Na semana passada, conversamos aqui sobre John Henry Wigmore (1863-1943), que, em 1900 (e, sucessivamente, em 1908 e 1922, pelo menos), com a elaboração de uma lista de “romances jurídicos” – “A List of Legal Novels” –, deu origem a um dos três ramos do movimento “Direito e Literatura”, mais especificamente aquele chamado de “direito na literatura” (“law in literature”, “le droit dans la littérature”, “el derecho en la literatura”).

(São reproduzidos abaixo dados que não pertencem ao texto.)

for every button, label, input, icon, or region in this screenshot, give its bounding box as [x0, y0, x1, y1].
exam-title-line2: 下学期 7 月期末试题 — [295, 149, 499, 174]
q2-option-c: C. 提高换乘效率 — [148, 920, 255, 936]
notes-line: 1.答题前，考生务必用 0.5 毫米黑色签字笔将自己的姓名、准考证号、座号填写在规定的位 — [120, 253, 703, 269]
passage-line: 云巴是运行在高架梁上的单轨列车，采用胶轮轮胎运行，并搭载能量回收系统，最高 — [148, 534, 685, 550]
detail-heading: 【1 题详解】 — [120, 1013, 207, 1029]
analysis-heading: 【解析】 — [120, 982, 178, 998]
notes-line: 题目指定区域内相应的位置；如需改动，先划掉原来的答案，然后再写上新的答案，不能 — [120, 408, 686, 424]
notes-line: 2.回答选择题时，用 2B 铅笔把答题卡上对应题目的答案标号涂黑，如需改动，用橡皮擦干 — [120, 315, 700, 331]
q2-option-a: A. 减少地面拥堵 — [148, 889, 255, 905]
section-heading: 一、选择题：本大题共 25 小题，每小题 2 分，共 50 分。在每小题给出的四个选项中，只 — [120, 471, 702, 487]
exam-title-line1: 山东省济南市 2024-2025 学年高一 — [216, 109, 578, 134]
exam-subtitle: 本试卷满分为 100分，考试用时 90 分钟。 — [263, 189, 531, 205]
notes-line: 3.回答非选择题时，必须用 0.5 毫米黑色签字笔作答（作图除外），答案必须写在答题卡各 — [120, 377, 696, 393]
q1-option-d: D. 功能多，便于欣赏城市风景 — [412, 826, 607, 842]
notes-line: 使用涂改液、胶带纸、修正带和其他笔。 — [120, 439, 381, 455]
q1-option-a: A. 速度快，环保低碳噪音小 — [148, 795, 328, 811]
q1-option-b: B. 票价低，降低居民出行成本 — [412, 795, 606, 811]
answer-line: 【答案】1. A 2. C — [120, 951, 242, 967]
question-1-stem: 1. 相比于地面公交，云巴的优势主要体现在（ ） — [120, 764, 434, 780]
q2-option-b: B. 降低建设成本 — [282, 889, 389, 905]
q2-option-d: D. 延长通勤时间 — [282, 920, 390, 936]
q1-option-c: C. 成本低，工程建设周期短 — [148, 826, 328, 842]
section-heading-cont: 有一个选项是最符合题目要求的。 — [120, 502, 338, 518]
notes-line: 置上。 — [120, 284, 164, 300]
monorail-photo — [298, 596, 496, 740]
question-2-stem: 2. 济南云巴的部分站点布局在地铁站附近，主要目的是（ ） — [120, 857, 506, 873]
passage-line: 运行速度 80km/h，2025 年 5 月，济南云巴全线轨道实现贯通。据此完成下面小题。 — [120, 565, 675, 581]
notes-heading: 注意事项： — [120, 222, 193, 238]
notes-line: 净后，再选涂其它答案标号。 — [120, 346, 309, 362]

A elaboração de “A List of Legal Novels” fez parte de um fenômeno parecido com algo que vivemos em nossos dias: uma “febre das listas” (eu mesmo, dia desses, adquiri na Livraria Cultura um livrão, com quase mil páginas, intitulado “10.000 Things You Need to Know: The Big Book of Lists”, edição de Elspeth Beidas e publicado pela Universe Publishing em 2016. Vivo folheando. É uma delícia). À época, uma das ferramentas mais  utilizadas, a fim de direcionar e melhorar a qualidade da leitura, “era a elaboração de catálogos ou listas especiais para uso dos leitores de bibliotecas”, explica Esther Jane Carrier (em “Ficton in Public Libraries 1876-1900”, The Scarecrow Press, 1965).     Classificadas por temas (aventuras, melodramas, história etc.), destinada a públicos diferentes (adultos ou crianças, por exemplo), as tais listas eram mais que uma prática corrente. “Eram imperativas”, aduz Anne Simonin no artigo “Make the Unorthodox Orthodox: John Henry Wigmore y el nacimiento del interés del derecho por la literatura” (que consta do livro “Imaginar la ley: El derecho en la literatura”, título original “Imaginer la loi: Le droit dans la Littérature”, organizado por Antoine Garapon y Denis Salas, e publicado pela Editorial Jusbaires na Argentina, com o apoio do Poder Judicial de la Ciudad de Buenos Aires/Consejo de la Magistratura, em 2015). As listas de leitura tinham “a função, então, de pôr a literatura em seu lugar, promovendo exclusivamente as obras consideradas úteis e boas para um determinado público”.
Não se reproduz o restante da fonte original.